The large number of changes in the GPCIs that are being proposed simultaneously make it difficult to sort out the impacts of specific elements of this proposed rule. The AMA is concerned, however, that the proposal to revise the PE GPCI in accordance with the proposed revisions to the MEI would lead to cuts in a number of localities in 2011, one year earlier than Congress had called for budget neutral changes to the PE GPCI in the ACA.

Many of the new categories that have been separated out in the MEI office expense category are being grouped with medical equipment, materials and supplies which are treated in the GPCI as having national prices rather than local prices. As a result, a major change that occurs in the translation of the MEI changes to the PE GPCI is that the portion of the PE GPCI that is the same everywhere in the country instead of varying by locality grows from 29% currently up to 42% in the proposed rule.

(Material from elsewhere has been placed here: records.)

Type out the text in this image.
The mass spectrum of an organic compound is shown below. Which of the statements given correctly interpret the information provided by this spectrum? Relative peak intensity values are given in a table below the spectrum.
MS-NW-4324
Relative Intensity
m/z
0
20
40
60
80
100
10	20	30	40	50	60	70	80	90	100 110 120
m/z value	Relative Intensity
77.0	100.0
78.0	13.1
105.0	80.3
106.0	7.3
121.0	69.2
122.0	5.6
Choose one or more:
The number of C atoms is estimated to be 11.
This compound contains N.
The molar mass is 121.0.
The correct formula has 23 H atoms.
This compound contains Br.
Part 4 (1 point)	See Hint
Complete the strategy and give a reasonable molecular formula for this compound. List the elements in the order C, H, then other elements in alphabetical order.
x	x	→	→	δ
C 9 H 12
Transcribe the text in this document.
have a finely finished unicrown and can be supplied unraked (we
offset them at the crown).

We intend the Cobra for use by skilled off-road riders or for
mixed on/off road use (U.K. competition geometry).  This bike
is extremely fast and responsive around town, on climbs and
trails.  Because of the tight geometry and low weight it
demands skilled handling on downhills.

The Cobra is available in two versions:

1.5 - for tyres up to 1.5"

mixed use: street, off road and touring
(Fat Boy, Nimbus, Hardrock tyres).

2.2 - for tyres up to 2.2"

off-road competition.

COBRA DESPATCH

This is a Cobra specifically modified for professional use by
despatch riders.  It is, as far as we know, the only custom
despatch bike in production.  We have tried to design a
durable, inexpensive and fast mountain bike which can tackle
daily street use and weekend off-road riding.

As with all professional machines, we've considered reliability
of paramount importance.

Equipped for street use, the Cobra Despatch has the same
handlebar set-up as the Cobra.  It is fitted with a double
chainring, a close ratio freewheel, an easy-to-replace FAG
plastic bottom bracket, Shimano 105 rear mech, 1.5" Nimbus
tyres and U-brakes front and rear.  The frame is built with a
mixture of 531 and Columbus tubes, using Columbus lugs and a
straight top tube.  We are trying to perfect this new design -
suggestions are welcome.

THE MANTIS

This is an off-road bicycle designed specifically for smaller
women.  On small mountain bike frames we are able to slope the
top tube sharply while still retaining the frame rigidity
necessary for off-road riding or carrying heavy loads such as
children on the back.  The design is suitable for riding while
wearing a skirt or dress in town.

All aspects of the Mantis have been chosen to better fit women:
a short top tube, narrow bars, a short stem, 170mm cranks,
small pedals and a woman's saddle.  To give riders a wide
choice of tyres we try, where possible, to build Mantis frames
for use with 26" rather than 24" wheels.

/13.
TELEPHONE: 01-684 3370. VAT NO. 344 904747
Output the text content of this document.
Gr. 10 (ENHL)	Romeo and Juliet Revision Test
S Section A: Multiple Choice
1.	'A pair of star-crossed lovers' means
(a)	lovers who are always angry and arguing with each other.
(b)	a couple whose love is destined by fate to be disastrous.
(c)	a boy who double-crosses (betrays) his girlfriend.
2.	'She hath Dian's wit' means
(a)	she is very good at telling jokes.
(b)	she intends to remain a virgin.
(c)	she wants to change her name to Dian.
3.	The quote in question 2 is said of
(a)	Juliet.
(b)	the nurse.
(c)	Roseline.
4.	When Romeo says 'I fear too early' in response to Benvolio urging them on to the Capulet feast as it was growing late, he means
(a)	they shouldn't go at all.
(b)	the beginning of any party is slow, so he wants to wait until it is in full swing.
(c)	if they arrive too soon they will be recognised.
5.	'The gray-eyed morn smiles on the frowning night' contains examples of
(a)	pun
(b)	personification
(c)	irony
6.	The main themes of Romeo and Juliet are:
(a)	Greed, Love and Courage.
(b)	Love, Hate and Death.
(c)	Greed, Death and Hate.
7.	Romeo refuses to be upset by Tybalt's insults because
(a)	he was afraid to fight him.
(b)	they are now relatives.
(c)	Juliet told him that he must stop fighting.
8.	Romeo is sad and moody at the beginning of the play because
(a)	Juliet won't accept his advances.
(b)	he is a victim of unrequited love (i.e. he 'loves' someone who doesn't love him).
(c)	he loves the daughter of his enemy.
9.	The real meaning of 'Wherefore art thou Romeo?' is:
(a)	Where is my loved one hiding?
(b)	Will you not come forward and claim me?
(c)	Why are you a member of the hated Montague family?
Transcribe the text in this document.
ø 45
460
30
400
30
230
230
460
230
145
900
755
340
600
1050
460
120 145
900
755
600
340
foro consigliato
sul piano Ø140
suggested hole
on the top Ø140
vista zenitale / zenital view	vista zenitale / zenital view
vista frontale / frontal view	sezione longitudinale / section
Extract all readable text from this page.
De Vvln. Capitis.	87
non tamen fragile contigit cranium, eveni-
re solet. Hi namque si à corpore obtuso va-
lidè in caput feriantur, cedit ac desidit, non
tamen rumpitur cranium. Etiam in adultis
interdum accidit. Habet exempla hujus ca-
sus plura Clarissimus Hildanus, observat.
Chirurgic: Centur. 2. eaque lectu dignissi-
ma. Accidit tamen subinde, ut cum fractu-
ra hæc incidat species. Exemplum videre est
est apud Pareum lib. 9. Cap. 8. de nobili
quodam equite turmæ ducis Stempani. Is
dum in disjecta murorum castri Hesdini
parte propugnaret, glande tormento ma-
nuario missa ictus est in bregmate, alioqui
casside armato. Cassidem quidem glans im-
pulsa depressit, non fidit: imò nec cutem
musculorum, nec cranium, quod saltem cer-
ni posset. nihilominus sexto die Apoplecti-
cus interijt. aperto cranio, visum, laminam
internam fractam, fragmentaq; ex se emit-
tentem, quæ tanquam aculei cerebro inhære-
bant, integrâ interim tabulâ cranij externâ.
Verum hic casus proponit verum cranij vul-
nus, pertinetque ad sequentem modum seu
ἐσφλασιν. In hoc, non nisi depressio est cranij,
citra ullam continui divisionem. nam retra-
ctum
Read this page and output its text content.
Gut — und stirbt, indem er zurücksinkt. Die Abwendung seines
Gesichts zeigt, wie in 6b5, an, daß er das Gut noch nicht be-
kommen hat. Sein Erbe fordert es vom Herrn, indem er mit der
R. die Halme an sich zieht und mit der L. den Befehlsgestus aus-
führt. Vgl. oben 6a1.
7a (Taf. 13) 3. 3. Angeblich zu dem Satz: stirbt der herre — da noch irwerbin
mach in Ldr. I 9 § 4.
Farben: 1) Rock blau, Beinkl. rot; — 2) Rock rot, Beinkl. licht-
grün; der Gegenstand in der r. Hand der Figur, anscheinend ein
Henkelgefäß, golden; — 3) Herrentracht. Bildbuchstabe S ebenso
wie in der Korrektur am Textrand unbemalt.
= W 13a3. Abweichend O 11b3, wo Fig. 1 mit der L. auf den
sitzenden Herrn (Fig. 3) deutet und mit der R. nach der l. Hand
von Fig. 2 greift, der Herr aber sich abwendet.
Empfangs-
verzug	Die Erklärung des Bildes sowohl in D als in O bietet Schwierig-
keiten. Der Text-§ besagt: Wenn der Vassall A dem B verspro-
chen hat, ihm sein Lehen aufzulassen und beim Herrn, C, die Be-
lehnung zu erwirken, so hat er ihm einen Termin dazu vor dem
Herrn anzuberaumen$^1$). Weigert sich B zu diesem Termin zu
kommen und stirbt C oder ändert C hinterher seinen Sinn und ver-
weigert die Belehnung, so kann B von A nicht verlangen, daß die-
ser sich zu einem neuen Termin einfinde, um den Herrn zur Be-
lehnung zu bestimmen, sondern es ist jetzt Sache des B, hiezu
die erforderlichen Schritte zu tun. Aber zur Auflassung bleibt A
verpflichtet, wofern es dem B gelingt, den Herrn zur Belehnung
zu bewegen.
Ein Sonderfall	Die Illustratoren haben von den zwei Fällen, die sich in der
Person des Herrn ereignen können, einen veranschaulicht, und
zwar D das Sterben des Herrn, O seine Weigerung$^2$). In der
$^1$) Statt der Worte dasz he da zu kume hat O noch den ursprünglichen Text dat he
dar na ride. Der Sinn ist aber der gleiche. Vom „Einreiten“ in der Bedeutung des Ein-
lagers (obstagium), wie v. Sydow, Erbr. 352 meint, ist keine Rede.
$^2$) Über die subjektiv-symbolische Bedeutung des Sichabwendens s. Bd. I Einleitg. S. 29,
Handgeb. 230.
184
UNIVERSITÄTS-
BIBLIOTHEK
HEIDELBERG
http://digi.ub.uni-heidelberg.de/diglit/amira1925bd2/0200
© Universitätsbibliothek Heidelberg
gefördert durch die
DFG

These changes in the MEI and GPCI components, their weights, and the proportion of national vs. local pricing in the GPCI heighten the 2011 impact of the ACA requirement that only one-half of the geographic differences in rent be recognized. Localities with a PE GPCI below 1.0 see payment increases in 2011 because only half the geographic differences in rent are recognized, and these localities see further increases because the weight assigned to rent is reduced. The ACA holds harmless localities with PE GPCIs above 1.0 because they would see payment cuts if only half the geographic differences in rent were recognized. Under CMS’ proposal, however, these localities, which are primarily large metropolitan areas, will face cuts in 2011 due to the reduced weight for physician office rent. These cuts appear to contradict Congress’ intent as shown in the hold-harmless provision that applies to the PE GPCI provisions of the ACA for 2010 and 2011.